The Gibraltar National Archives (GNA) will hold an exhibition to celebrate the first 50 years of Archives in Gibraltar. The exhibition, at the Fine Arts Gallery, will be formally opened by the Deputy Chief Minister Dr Joseph Garcia on Monday 4 November.
It will be open to the public as from Tuesday 5th November and will close on Saturday 23rd November.
The event will be the cumulative work of past and present Archivists. A selection of small representative samples from the GNA repository treasure-trove will be on display.
The exhibition, divided into seven section, covers over 1,300 years, just before 711 to 2019.
Section 1: Pre-16th Century
Section 2: 16th Century
Section 3: 17th Century
Section 4: 18th Century
Section 5: 19th Century
Section 6: 20th Century
Section 7: 21st Century
The seven sections comprise 138 Panels, with 268 images on display.
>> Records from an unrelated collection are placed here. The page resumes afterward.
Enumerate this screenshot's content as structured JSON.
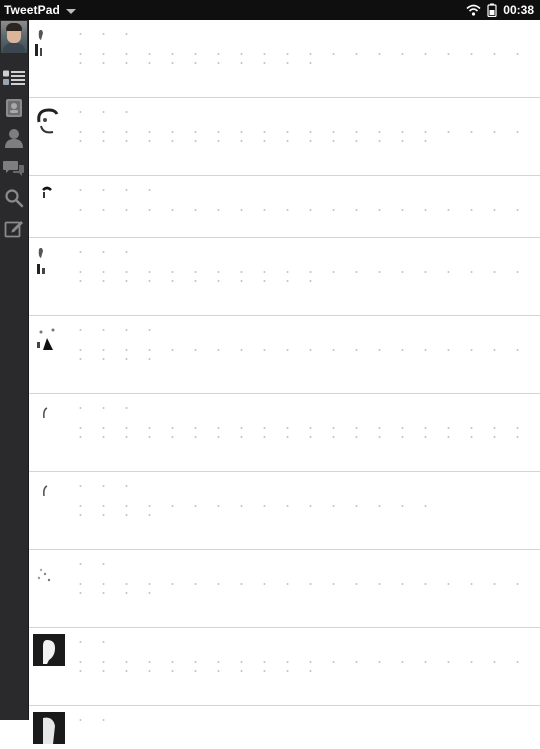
{
  "statusbar": {
    "app_title": "TweetPad",
    "time": "00:38",
    "icons": [
      "chevron-down-icon",
      "wifi-icon",
      "battery-icon"
    ]
  },
  "sidebar": {
    "items": [
      {
        "name": "avatar",
        "icon": "user-avatar"
      },
      {
        "name": "timeline",
        "icon": "list-icon"
      },
      {
        "name": "messages",
        "icon": "contact-card-icon"
      },
      {
        "name": "profile",
        "icon": "person-icon"
      },
      {
        "name": "direct-messages",
        "icon": "chat-bubbles-icon"
      },
      {
        "name": "search",
        "icon": "search-icon"
      },
      {
        "name": "compose",
        "icon": "compose-icon"
      }
    ]
  },
  "timeline": {
    "tweets": [
      {
        "author_tone": "#8f8f8f",
        "avatar_style": "silhouette"
      },
      {
        "author_tone": "#9c9c9c",
        "avatar_style": "dark-swirl"
      },
      {
        "author_tone": "#9c9c9c",
        "avatar_style": "dark-line"
      },
      {
        "author_tone": "#8f8f8f",
        "avatar_style": "silhouette"
      },
      {
        "author_tone": "#9c9c9c",
        "avatar_style": "dark-speckle"
      },
      {
        "author_tone": "#a5a5a5",
        "avatar_style": "thin-line"
      },
      {
        "author_tone": "#a5a5a5",
        "avatar_style": "thin-line"
      },
      {
        "author_tone": "#9c9c9c",
        "avatar_style": "light-speckle"
      },
      {
        "author_tone": "#8f8f8f",
        "avatar_style": "dark-block"
      },
      {
        "author_tone": "#8f8f8f",
        "avatar_style": "dark-block"
      }
    ]
  },
  "colors": {
    "statusbar_bg": "#0f0f0f",
    "sidebar_bg": "#2a2a2c",
    "timeline_bg": "#ffffff",
    "divider": "#d4d4d4"
  }
}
The showpiece is a 19th Century oversized (265cm x 108cm) Ordinance Survey Map ‘Plan of the Fortress and Peninsular of Gibraltar including the Spanish Survey of 1865’ created by Royal Engineers Regiment Cartographer Lieutenant Charles Warren c1866.
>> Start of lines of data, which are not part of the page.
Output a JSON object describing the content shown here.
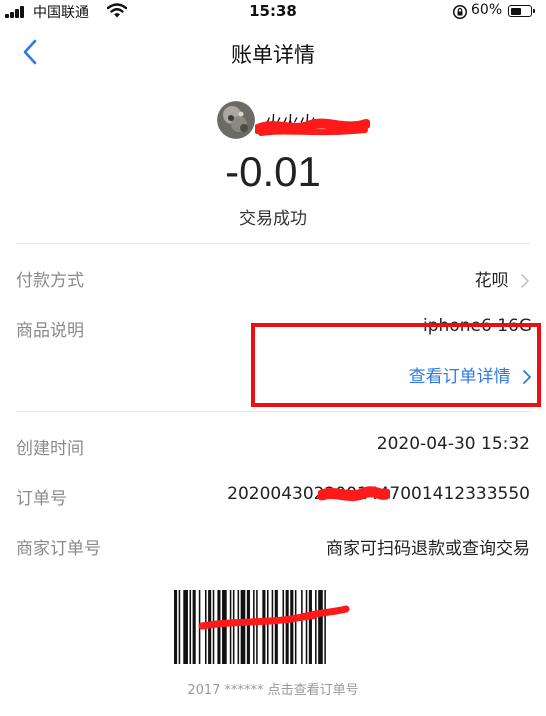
{
  "status_bar": {
    "carrier": "中国联通",
    "time": "15:38",
    "battery": "60%",
    "battery_level": 0.6
  },
  "nav": {
    "title": "账单详情"
  },
  "merchant": {
    "name": "火火火",
    "avatar": "merchant-avatar"
  },
  "summary": {
    "amount": "-0.01",
    "status": "交易成功"
  },
  "details": {
    "payment_method_label": "付款方式",
    "payment_method_value": "花呗",
    "goods_label": "商品说明",
    "goods_value": "iphone6 16G",
    "order_detail_link": "查看订单详情",
    "created_label": "创建时间",
    "created_value": "2020-04-30 15:32",
    "order_no_label": "订单号",
    "order_no_value": "2020043022001447001412333550",
    "merchant_order_label": "商家订单号",
    "merchant_order_value": "商家可扫码退款或查询交易"
  },
  "barcode": {
    "caption": "2017 ****** 点击查看订单号"
  },
  "colors": {
    "accent": "#2f7ae5",
    "annotation": "#e81010",
    "muted_label": "#8a8a8a"
  }
}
There will also be a lecture series, which will include 45-minute talks with 15-minute questions and answers discussions, a Digitisation and Conservation station with daily demonstrations at 1100, 1400 and 1700 and a selection of Gibraltar films.
The Archivist, Anthony Pitaluga said:
‘The historical documents on display represent a very small sample of the materials held by the GNA. I hope that this exhibition will inspire and stimulate the public and researchers alike to visit us and learn more.
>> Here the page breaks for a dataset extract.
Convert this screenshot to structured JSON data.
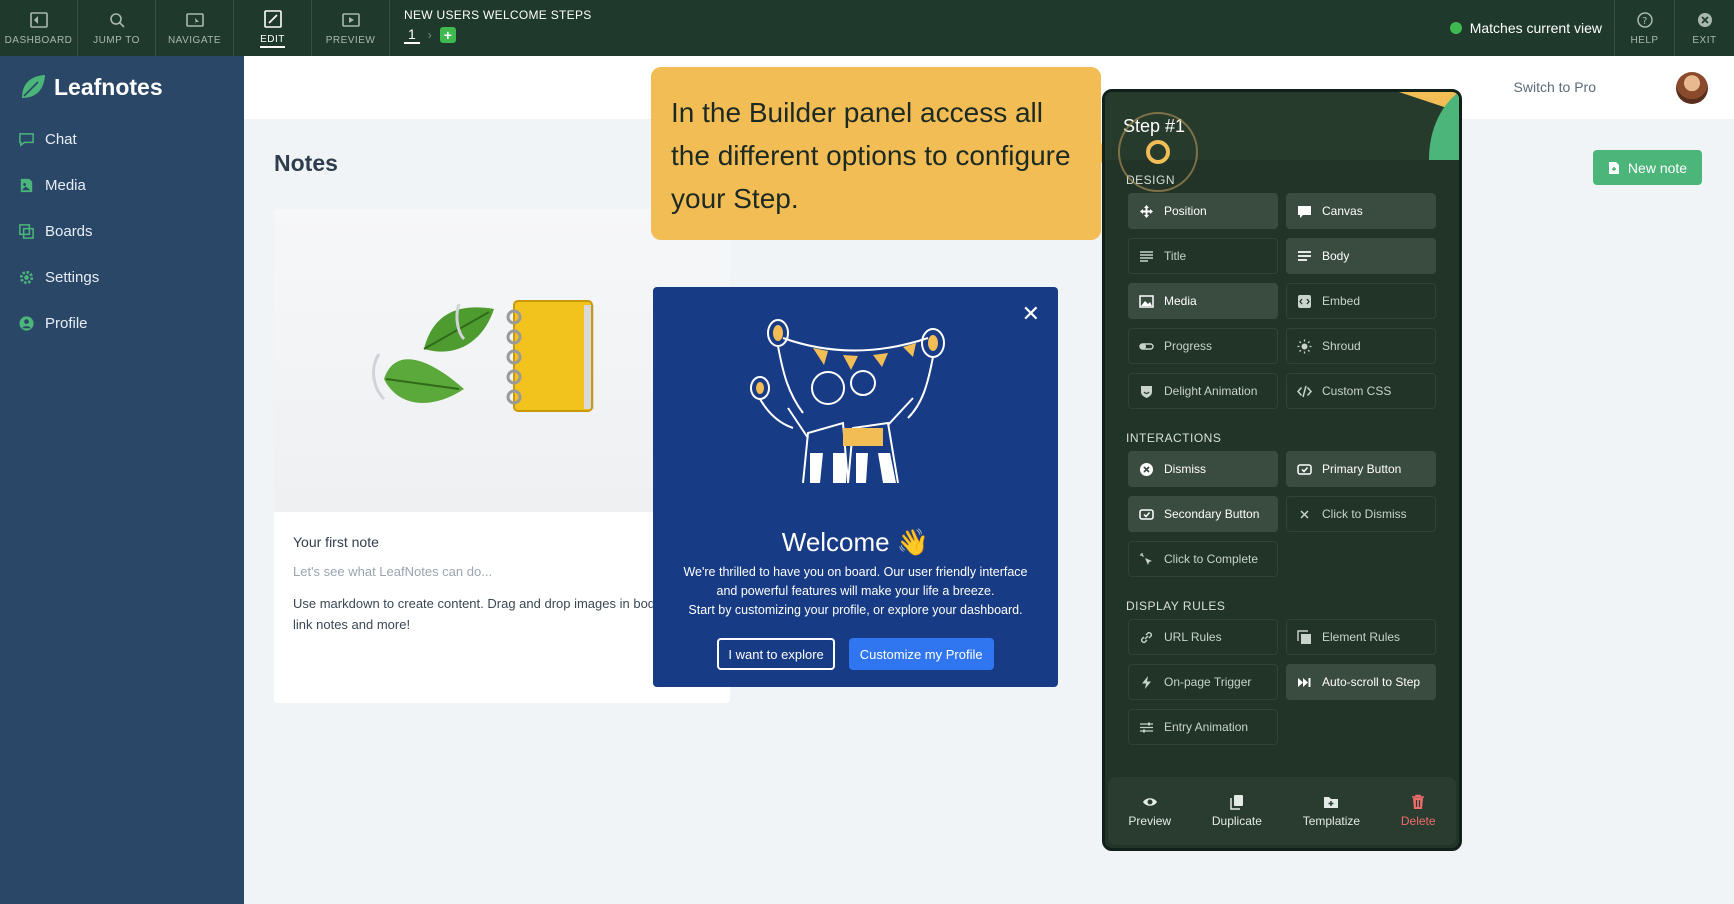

I have used the term ‘historical document’ even though I think the term is misleading. We give this label to documentation that has played a part in events we think of as history. However, the email or text message you wrote recently is past tense from the moment you wrote it.
Time passes, but well cared for documents change little. Evergreen recollections that belong to all of us!’
The Deputy Chief Minister, who is the Minister with responsibility for the Archives, said:
“I must once again commend the Archivist Anthony Pitaluga for the fascinating display that he has brought together for this exhibition. It is a testimony to his hard work and to that of his predecessors. Every person who has held the post of Archivist has contributed positively to the development of the Archives in a different way. Anthony has made great strides to move forward into the digital age in keeping with the times in which we live. This is the way forward.”